Debu beterbangan saat panas dan jalan licin kala hujan menjadi ancaman nyata. Warga sekitar yang enggan disebutkan namanya juga melontarkan keluhan serupa. “Kami berharap pihak kontraktor memperhatikan itu,” ujarnya. Namun, keresahan itu tak berhenti di soal keselamatan. Warga bahkan mencurigai adanya praktik jual beli tanah urug ilegal di balik proyek bernilai jumbo ini.
Pantauan portalindonesianews.net di lokasi mendapati aktivitas puluhan pekerja serta truk keluar-masuk mengangkut material. Dugaan adanya transaksi jual beli tanah urug serta penggunaan BBM bersubsidi pun menyeruak, menambah daftar tanda tanya pada proyek senilai Rp 10,1 miliar ini.

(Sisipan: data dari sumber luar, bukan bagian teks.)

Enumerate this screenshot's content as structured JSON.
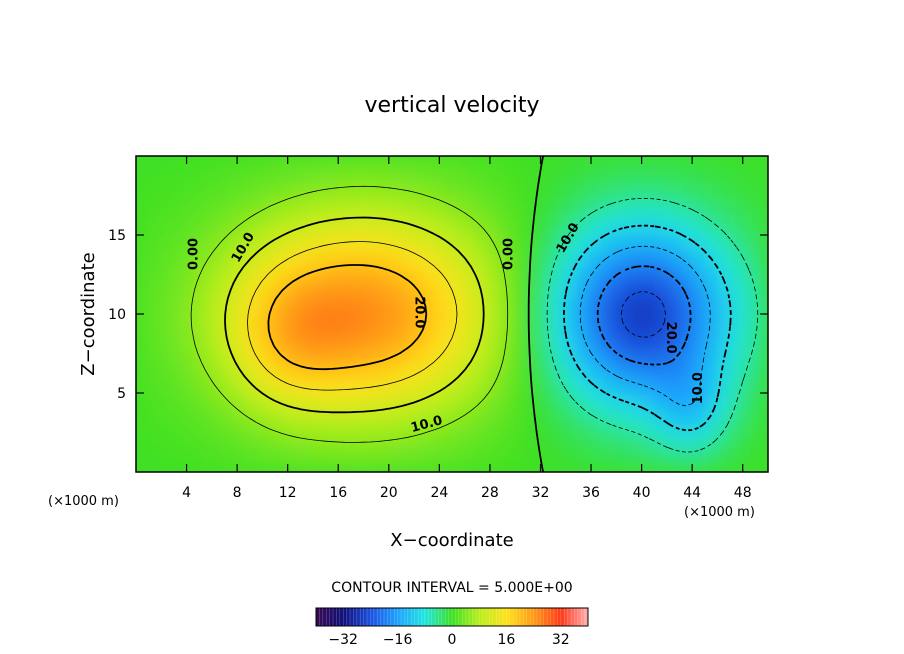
{
  "chart_data": {
    "type": "heatmap",
    "title": "vertical velocity",
    "xlabel": "X−coordinate",
    "ylabel": "Z−coordinate",
    "x_unit_left": "(×1000 m)",
    "x_unit_right": "(×1000 m)",
    "xlim": [
      0,
      50
    ],
    "ylim": [
      0,
      20
    ],
    "x_ticks": [
      4,
      8,
      12,
      16,
      20,
      24,
      28,
      32,
      36,
      40,
      44,
      48
    ],
    "y_ticks": [
      5,
      10,
      15
    ],
    "contour_interval_text": "CONTOUR INTERVAL = 5.000E+00",
    "contour_labels": [
      {
        "text": "0.00",
        "x": 4.6,
        "z": 13.8,
        "angle": -90
      },
      {
        "text": "10.0",
        "x": 8.5,
        "z": 14.2,
        "angle": -60
      },
      {
        "text": "20.0",
        "x": 22.4,
        "z": 10.1,
        "angle": 90
      },
      {
        "text": "10.0",
        "x": 23.0,
        "z": 3.0,
        "angle": -15
      },
      {
        "text": "0.00",
        "x": 29.5,
        "z": 13.8,
        "angle": -90
      },
      {
        "text": "10.0",
        "x": 34.2,
        "z": 14.8,
        "angle": -60
      },
      {
        "text": "20.0",
        "x": 42.3,
        "z": 8.5,
        "angle": 90
      },
      {
        "text": "10.0",
        "x": 44.5,
        "z": 5.3,
        "angle": -90
      }
    ],
    "field_features": [
      {
        "sign": "up",
        "x": 18,
        "z": 10,
        "peak": 25,
        "sx": 7.5,
        "sz": 4.5
      },
      {
        "sign": "up",
        "x": 12,
        "z": 8.5,
        "peak": 6,
        "sx": 3,
        "sz": 3
      },
      {
        "sign": "down",
        "x": 40,
        "z": 10,
        "peak": -27,
        "sx": 5,
        "sz": 4
      },
      {
        "sign": "down",
        "x": 44,
        "z": 4,
        "peak": -8,
        "sx": 2,
        "sz": 2
      }
    ],
    "colorbar": {
      "min": -40,
      "max": 40,
      "ticks": [
        "−32",
        "−16",
        "0",
        "16",
        "32"
      ],
      "tick_values": [
        -32,
        -16,
        0,
        16,
        32
      ]
    }
  }
}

Dari papan informasi proyek, tercatat tiga paket pekerjaan berbeda. Pertama, pembangunan gerbang dan penunjang TWR senilai Rp 2,22 miliar dengan konsultan CV Abiyasha Consultant. Kedua, pembangunan aula TWR dengan nilai fantastis Rp 5,166 miliar dikerjakan oleh CV Mitra Usaha Sejati, juga dengan konsultan CV Abiyasha. Ketiga, proyek penunjang daya tarik wisata Rp 2,79 miliar oleh CV Rajendra Constructions, masih di bawah pengawasan CV Abiyasha.
“Nilai proyek kurang lebih Rp 10,1 miliar bersumber dari dana Bankeu Provinsi Jateng dan APBD Salatiga 2025,” ungkap seorang sumber di Pemkot Salatiga.

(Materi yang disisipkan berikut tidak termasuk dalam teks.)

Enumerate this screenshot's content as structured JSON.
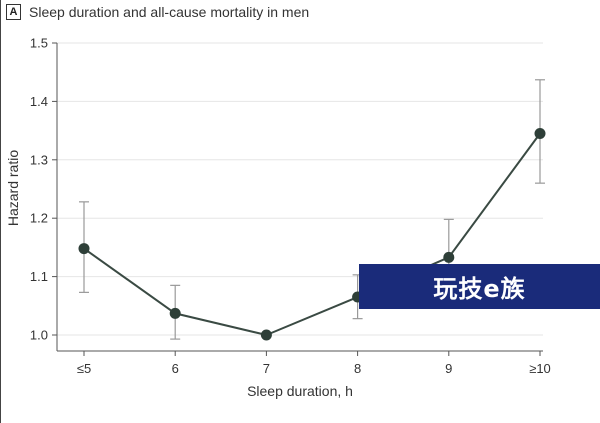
{
  "panel": {
    "letter": "A",
    "title": "Sleep duration and all-cause mortality in men"
  },
  "chart_data": {
    "type": "line",
    "title": "Sleep duration and all-cause mortality in men",
    "xlabel": "Sleep duration, h",
    "ylabel": "Hazard ratio",
    "categories": [
      "≤5",
      "6",
      "7",
      "8",
      "9",
      "≥10"
    ],
    "series": [
      {
        "values": [
          1.148,
          1.037,
          1.0,
          1.065,
          1.133,
          1.345
        ],
        "ci_lower": [
          1.073,
          0.993,
          1.0,
          1.028,
          1.078,
          1.26
        ],
        "ci_upper": [
          1.228,
          1.085,
          1.0,
          1.103,
          1.198,
          1.437
        ]
      }
    ],
    "ylim": [
      1.0,
      1.5
    ],
    "yticks": [
      "1.0",
      "1.1",
      "1.2",
      "1.3",
      "1.4",
      "1.5"
    ],
    "grid": "horizontal",
    "colors": {
      "line": "#3a4a43",
      "marker": "#2e3f38",
      "errorbar": "#999999",
      "grid": "#e6e6e6"
    }
  },
  "watermark": {
    "text": "玩技e族",
    "background": "#1a2b7a"
  }
}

Dengan dana sebesar itu, publik berhak menagih transparansi dan kualitas pekerjaan. Namun, yang terlihat saat ini justru tanah tercecer, debu mengganggu, dan dugaan penyimpangan yang mengendap di balik proyek bernuansa religius ini.
Apakah TWR akan benar-benar menjadi ikon wisata religi, atau justru menyisakan jejak persoalan? Warga Salatiga kini menanti jawabannya.